After a long campaign, European Union foreign ministers added the military wing of Hizballah, the Lebanese Shia militant group and political party, to a list of terrorist organisations.
The EU now follows the example of the United Kingdom but does not go quite as far as the United States, the Netherlands, or Israel in banning both the military and political wings - a false distinction which has not even been made by Hizballah.
To quote Hizballah's Deputy Secretary-General, Sheikh Naim Qassem,
"Hizballah has a single leadership... all political, social and jihad work is tied to the decisions of this leadership... The same leadership that directs the parliamentary and government work also leads jihad actions in the struggle against Israel."
Today's development is likely to have significant consequences for Hizballah's ability to continue to raise funds around Europe and to harm their operational capacity. As counter-terrorism expert Matthew Levitt says, the ban is especially important because the group has resumed terrorist operations in Europe after years of financial and logistical support and failure to respond would almost certainly have invited further attacks.
As significant as reducing its operational capacity, the ban will lift the veneer of legitimacy afforded to Hizballah which claims to be a movement of 'resistance'. Finally, the Iranian backed terror organisation will be named and seen for what it is, a terrorist organisation.
The move required the unanimous consent of the EU's 28 members, many of whom needed to be strong armed into taking this position. Many EU members cited the fact that Hizballah had not carried out terrorist attacks on European soil for many years or that it was a legitimate part of Lebanon's political fabric, providing social services. There was also the fear of destabilisation of Lebanon and retaliatory attacks on member states' peacekeeper troops in the region.
The final straw for Britain - who led this move - was the terrorist attack in Bulgaria that killed five Israeli tourists and the Bulgarian driver a year ago. The conviction in March of a Hizballah operative in Cyprus for plotting a similar attack and Hizballah's support of the Assad regime also contributed to this effort.
Solid evidence that Hizballah attacks were carried out on European soil with further acts planned left the EU no choice but to take necessary action.

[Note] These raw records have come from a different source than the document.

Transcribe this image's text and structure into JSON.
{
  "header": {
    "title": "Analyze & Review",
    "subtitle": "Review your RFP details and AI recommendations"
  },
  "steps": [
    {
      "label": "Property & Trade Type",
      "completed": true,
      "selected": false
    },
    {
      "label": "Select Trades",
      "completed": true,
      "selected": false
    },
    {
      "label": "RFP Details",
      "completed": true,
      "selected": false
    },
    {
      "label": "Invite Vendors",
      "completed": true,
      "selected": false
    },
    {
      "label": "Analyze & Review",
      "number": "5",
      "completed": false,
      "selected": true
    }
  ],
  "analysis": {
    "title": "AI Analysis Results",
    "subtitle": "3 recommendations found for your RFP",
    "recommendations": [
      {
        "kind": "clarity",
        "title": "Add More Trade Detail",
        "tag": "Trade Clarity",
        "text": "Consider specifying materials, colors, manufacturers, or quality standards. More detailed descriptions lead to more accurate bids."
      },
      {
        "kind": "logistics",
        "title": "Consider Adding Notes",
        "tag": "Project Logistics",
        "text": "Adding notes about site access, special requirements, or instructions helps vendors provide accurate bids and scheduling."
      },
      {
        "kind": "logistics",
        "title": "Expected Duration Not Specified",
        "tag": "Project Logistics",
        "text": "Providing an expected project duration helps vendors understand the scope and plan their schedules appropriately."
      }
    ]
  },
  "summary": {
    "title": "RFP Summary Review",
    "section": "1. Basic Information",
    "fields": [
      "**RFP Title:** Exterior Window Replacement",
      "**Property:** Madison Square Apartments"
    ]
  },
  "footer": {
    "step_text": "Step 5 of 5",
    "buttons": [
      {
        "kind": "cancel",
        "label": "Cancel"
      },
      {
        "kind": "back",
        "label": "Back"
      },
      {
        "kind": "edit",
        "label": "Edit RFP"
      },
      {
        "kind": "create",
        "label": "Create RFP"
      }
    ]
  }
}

Countries such as Ireland and Austria had to drop their opposition to the move in order for consensus to be reached, partly thanks to pressure from the UK and the Netherlands.
The evidence cited made it impossible to doubt that Hizballah is a terror organisation which targets innocent civilians and in particular, Jewish people. Indeed, Hizballah's terrorist activities have an impact on the Jewish community. As such, this issue has been a Jewish community priority for the past nine months and one that we have raised directly with the Prime Minister and across government. Despite the particular vulnerabilities, this is not just a Jewish or Israel issue but an issue of international security.
We are delighted that the EU has taken this very bold and necessary step. A clear message has been sent to Hizballah and its patrons in Iran - terrorism will be called terrorism and will not be tolerated, no matter how much it is disguised as political 'resistance'. Murder is murder.
However, as long as Hizballah's 'political wing' remains out of the scope of this ban, Hizballah will still have too much freedom. We should recognise the huge success made in Brussels today but continue to push for a full proscription, where both wings are outlawed on a pan-European basis.